If the two-year discovery phase was about learning how I connect (or don’t) with other people, the four-year after phase was about internal discovery, learning how I connect with myself, and building a life that was a little less dependent on others. This alone seems like it could account for the shift in my attitude towards dating and meeting other people. I still believe that our lives are greatly enhanced when we share them, but I suppose I’ve grown somewhat content with the possibility of not sharing, or sharing here in this space.

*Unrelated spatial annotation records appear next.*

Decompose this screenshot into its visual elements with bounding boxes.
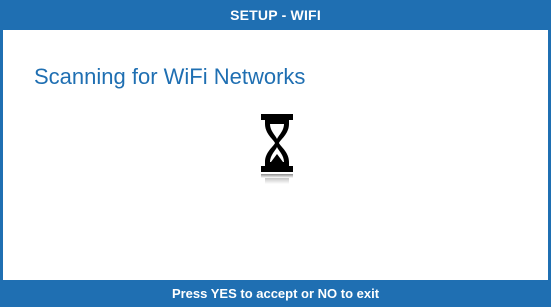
setup-wifi-screen: SETUP - WIFI Scanning for WiFi Networks <box>0 0 551 307</box>
screen-title: SETUP - WIFI <box>230 7 321 23</box>
title-bar: SETUP - WIFI <box>0 0 551 30</box>
hourglass-icon <box>261 114 293 184</box>
scanning-status-text: Scanning for WiFi Networks <box>34 64 306 89</box>
content-panel: Scanning for WiFi Networks <box>3 30 548 280</box>
footer-bar: Press YES to accept or NO to exit <box>0 280 551 307</box>
footer-instruction: Press YES to accept or NO to exit <box>171 286 380 301</box>
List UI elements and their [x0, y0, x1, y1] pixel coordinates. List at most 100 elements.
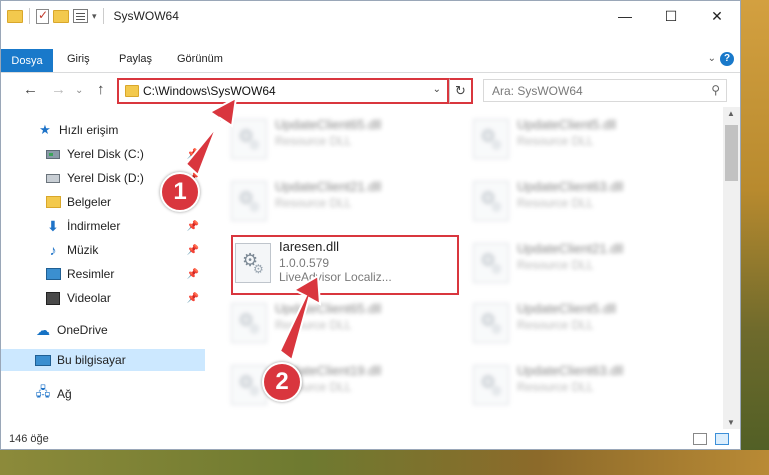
chevron-down-icon[interactable]: ⌄ [433, 84, 441, 95]
help-icon[interactable]: ? [720, 52, 734, 66]
explorer-window: ▾ SysWOW64 — ☐ ✕ Dosya Giriş Paylaş Görü… [0, 0, 741, 450]
tiles-view-icon[interactable] [715, 433, 729, 445]
disk-icon [45, 170, 61, 186]
window-title: SysWOW64 [113, 9, 179, 23]
pin-icon: 📌 [186, 148, 199, 160]
dll-file-icon [473, 181, 509, 221]
sidebar-item-quick-access[interactable]: ★ Hızlı erişim [1, 119, 205, 141]
details-view-icon[interactable] [693, 433, 707, 445]
item-count: 146 öğe [9, 433, 49, 445]
annotation-marker-1: 1 [160, 172, 200, 212]
dll-file-icon [473, 243, 509, 283]
file-item[interactable]: UpdateClient65.dll Resource DLL [231, 295, 457, 351]
file-description: Resource DLL [275, 196, 352, 210]
sidebar-item-label: Belgeler [67, 195, 112, 209]
new-folder-icon[interactable] [53, 9, 69, 23]
file-item[interactable]: UpdateClient21.dll Resource DLL [473, 235, 699, 291]
navigation-pane: ★ Hızlı erişim Yerel Disk (C:) 📌 Yerel D… [1, 113, 207, 413]
toolbar-separator [29, 8, 30, 24]
address-path[interactable]: C:\Windows\SysWOW64 [143, 84, 276, 98]
file-description: Resource DLL [275, 318, 352, 332]
navigation-bar: ← → ⌄ ↑ C:\Windows\SysWOW64 ⌄ ↻ ⚲ [1, 78, 740, 104]
refresh-button[interactable]: ↻ [449, 78, 473, 104]
pin-icon: 📌 [186, 292, 199, 304]
search-icon[interactable]: ⚲ [711, 83, 720, 97]
file-item[interactable]: UpdateClient5.dll Resource DLL [473, 111, 699, 167]
file-description: Resource DLL [275, 134, 352, 148]
scroll-down-icon[interactable]: ▼ [727, 418, 735, 427]
file-item[interactable]: UpdateClient5.dll Resource DLL [473, 295, 699, 351]
dll-file-icon [231, 181, 267, 221]
folder-icon [125, 85, 139, 97]
file-item[interactable]: UpdateClient21.dll Resource DLL [231, 173, 457, 229]
dll-file-icon [473, 303, 509, 343]
search-box[interactable]: ⚲ [483, 79, 727, 102]
annotation-marker-2: 2 [262, 362, 302, 402]
cloud-icon: ☁ [36, 321, 50, 338]
scrollbar-thumb[interactable] [725, 125, 738, 181]
sidebar-item-label: Hızlı erişim [59, 123, 119, 137]
desktop-background [741, 0, 769, 475]
file-item[interactable]: UpdateClient63.dll Resource DLL [473, 357, 699, 413]
up-button[interactable]: ↑ [97, 81, 105, 98]
sidebar-item-videos[interactable]: Videolar 📌 [1, 287, 205, 309]
file-name: UpdateClient21.dll [517, 241, 624, 256]
vertical-scrollbar[interactable]: ▲ ▼ [723, 107, 740, 429]
sidebar-item-pictures[interactable]: Resimler 📌 [1, 263, 205, 285]
disk-icon [45, 146, 61, 162]
quick-access-toolbar: ▾ [1, 8, 106, 24]
customize-dropdown-icon[interactable]: ▾ [92, 11, 97, 22]
title-bar: ▾ SysWOW64 — ☐ ✕ [1, 1, 740, 31]
download-icon: ⬇ [47, 217, 59, 234]
ribbon-expand-icon[interactable]: ⌄ [708, 53, 716, 64]
file-item[interactable]: UpdateClient63.dll Resource DLL [473, 173, 699, 229]
dll-file-icon [231, 119, 267, 159]
recent-locations-icon[interactable]: ⌄ [75, 85, 83, 96]
file-name: UpdateClient63.dll [517, 179, 624, 194]
properties-check-icon[interactable] [36, 8, 49, 24]
sidebar-item-network[interactable]: 🖧 Ağ [1, 383, 205, 405]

If growing more comfortable in my solitude is one potential cause of my lackadaisical attitude towards dating, lack of purpose might be another. The truth is, I don’t feel the need to go through the discovery phase again. Despite it’s flaws, both the person and the relationship I had in the engagement felt like the right fit (with a whole lot of room for growth, nuance, and reinvention). Back in the before times, I can’t say that I was looking to settle down or move in together or any of those things. I was open to the journey and when I met someone where joining forces made sense, it felt like a natural progression. But without that semi-frenetic pace in the discovery phase, I’m not sure what dating looks like or what a natural progression looks like. Here, in this after space, I can’t seem to decide if I’d be as open to living with someone else and the thought of getting to that point seems almost foreign. If I’m not looking to discover what I’m looking for in someone else, then it seems like dating (with a purpose) would fall into one of two categories: casually meeting someone who I enjoy hanging out with and/or finding someone who I want to do more serious things with (travel, solve life’s problems, eventually partner with). Obviously, the one could lead to the other and being laid back about it might be a good thing. What’s hard to know is if I’m laid back or if I’m genuinely gun-shy. Did we move too quickly before? Did we get it wrong? I don’t know how comfortable I am with taking that type of a risk again. Recovery has been slow.
If all of that sounds like unnecessary hand-wringing, it probably is. The only way to find these things out is to try… or at least be open to possibilities. I have been very hesitant to engage with anyone because I know the challenge proximity poses. It’s hard (though not impossible) to have a spark from thousands of miles away. It’s also difficult because in those two years of discovery, the relationships that felt like they had the most promise almost always began with a sense of wonder and inevitability. And because it’s been a while, because I haven’t been open to that type of experience (was intentionally avoiding it), it’s really hard to know if I’m still open to that type of experience. Knowing that quick first meetings before the conversation gets stale are off the table (at least for now) only further complicates this diagnostic process.
Sundays often feel directionless. I have things to do before the work week and I’m not ready to give up my free time. I end up feeling slightly paralyzed. I end up sleeping poorly. I woke to a long text that felt directionless like a sleepless Sunday. It reminded me that I’m ready for something new, but to what degree, I’m not sure. It reminded me that I’m pretty sure of where I’m heading but when, how, and what it’ll look like when I get there is vague. The sun is up and I’m no closer to understanding why I don’t sleep or what it is I might be looking for. The sun is up and that’s good enough.